Most people, after having a physical law and part of a galaxy named after them and kick starting the dark matter revolution, might sit back and enjoy the tributes as they pour in. But Freeman doesn’t seem to take much notice of such things. “Yeh, it’s alright,” he laughs, when I ask about having laws named after him. I can almost hear him shrug down the phone line.

“He’s a very humble person,” says Bland-Hawthorn, by way of explanation. “I haven’t heard Ken talk himself up in the 30 odd years I’ve known him.”

There would be a lot to talk up if he ever wanted to start. He is a Fellow of the Australian Academy of Science and Royal Society of London. He won the Pawsey Medal of the Australian Academy of Science in 1972, the Dannie Heineman prize of the American Institute of Physics and the American Astronomical Society in 1999 and the Prime Minister’s Prize for Science in 2012, which came with $300,000 prize money.

“Ken Freeman has been the leading person in figuring out how galaxies work. He’s the one person in the world that you could call Mr Galaxy,” says Schmidt.

OUR GALAXY, THE Milky Way, is a special place. It special because it’s ours and it’s the only galaxy you or I will ever live in. But it’s also special because it is the galaxy that we know the most about, and always will know the most about.

“We can see a hundred billion stars around us. In any other galaxy you see fewer stars because they are further away, and things look dimmer,” says Bland-Hawthorn. “Ken’s genius was to think about how we could interpret what we see in our own galaxy, the Milky Way, and how we could learn about all the other galaxies in the universe, and going back through time to the very early universe.”

In the 1980s, Bland-Hawthorn and Freeman met at a conference at Princeton University. They found in each other a like-minded soul, and instantly began long, in-depth discussions about astrophysics and galaxies over dinners. The seeds were sown in those discussions, and from them the new field of galactic archaeology has emerged. Using the light from a star, the pair figured out that you could deduce the chemical constituents of the star – of particular interest are the heavier elements such as iron and strontium – and that could then be used to work out which stars were born together, at the same time and in the same region of the galaxy.
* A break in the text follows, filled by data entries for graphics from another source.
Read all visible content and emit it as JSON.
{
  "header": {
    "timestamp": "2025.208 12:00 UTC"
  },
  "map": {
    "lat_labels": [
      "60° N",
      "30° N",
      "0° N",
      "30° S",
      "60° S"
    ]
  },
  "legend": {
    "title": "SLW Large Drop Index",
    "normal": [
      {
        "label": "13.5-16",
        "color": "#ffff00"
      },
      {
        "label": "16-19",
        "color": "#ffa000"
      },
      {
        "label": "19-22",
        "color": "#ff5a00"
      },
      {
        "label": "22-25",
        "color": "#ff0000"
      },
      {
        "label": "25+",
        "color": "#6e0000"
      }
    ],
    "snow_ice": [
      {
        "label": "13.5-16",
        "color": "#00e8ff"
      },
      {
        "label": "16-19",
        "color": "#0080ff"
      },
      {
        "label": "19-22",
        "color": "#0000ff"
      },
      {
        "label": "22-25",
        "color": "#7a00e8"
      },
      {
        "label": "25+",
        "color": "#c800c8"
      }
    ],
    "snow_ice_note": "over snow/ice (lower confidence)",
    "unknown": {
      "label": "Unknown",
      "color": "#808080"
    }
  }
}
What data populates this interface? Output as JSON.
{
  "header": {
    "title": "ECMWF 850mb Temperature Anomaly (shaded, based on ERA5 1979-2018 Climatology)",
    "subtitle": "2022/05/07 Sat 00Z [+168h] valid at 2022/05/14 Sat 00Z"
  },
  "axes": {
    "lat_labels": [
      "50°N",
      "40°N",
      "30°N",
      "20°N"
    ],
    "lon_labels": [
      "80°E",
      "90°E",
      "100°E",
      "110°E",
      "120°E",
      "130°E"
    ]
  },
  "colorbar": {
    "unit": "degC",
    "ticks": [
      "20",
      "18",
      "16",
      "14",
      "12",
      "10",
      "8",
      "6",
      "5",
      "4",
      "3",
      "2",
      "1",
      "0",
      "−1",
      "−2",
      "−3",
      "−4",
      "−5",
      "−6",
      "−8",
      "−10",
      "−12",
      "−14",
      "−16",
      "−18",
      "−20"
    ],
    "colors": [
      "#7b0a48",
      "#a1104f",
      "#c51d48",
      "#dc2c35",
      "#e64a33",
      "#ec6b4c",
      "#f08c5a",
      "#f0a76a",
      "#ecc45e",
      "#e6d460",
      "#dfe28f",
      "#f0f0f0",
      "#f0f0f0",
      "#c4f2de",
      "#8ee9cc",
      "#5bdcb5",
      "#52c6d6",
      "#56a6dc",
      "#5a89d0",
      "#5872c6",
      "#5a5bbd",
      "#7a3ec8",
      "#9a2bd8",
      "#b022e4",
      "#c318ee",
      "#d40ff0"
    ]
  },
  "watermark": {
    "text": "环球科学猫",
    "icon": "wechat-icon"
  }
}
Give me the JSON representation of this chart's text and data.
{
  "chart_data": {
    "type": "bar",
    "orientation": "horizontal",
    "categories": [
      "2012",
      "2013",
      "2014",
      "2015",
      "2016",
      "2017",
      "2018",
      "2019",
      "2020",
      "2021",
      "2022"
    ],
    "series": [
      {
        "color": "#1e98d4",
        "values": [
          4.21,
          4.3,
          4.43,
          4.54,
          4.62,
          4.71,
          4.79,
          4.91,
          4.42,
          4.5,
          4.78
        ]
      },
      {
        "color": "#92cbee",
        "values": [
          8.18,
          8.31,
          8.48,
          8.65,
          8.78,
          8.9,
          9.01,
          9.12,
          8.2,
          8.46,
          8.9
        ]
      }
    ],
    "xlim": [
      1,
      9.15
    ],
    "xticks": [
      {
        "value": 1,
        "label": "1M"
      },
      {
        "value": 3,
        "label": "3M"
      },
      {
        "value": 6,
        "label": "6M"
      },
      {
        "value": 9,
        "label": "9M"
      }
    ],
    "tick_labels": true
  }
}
In 2000, the pair were invited to write a review for the millennium issue of the U.S. journal Science on galactic archaeology, which got an “amazing reception” says Bland-Hawthorn. Then, in 2002, Freeman was asked to write a much longer article for the Annual Reviews of Astronomy and Astrophysics. “I’d been asked to write an article on the ‘new galaxy’. Now, I had no idea what they meant,” says Freeman.

In the resultant paper, Bland-Hawthorn and Freeman explored the galactic archaeology idea further. “We said things in the article like ‘We’re going to have to look at million of stars and do detailed chemistry and we should build an instrument to do this’,” says Bland-Hawthorn. “The referees of that article thought we were crazy. They said ‘No one is going to care about millions of stars. No one’s going to care about millions of stars and their chemistry, and no one is going to bother building an instrument for this’,” Bland-Hawthron recalls. He remembers one reviewer who sent 19 handwritten pages of comments, critising the paper.

“Today, 10 years on, most of what we said is accepted. Most people take it for granted now,” says Bland-Hawthorn.

Indeed, the instrument, HERMES, is in its final stages of construction at the Australian Astronomical Observatory in Siding Spring, New South Wales. HERMES can gather the light from 350 stars simultaneously, which then get automatically analysed for chemical elements.

“We’ll get that instrument sometime early next year, and then we’ll have about six months of shaking it down, making sure everything is working, and then we’ll start this project,” says Freeman.

During the course of the project, Freeman thinks they collect information about a million stars, which could tell us how the stars in our galaxy formed and how it evolved to be the galaxy we see today.

“HERMES will be one of Ken Freeman’s great legacies to astronomy,” says Bland-Hawthorn.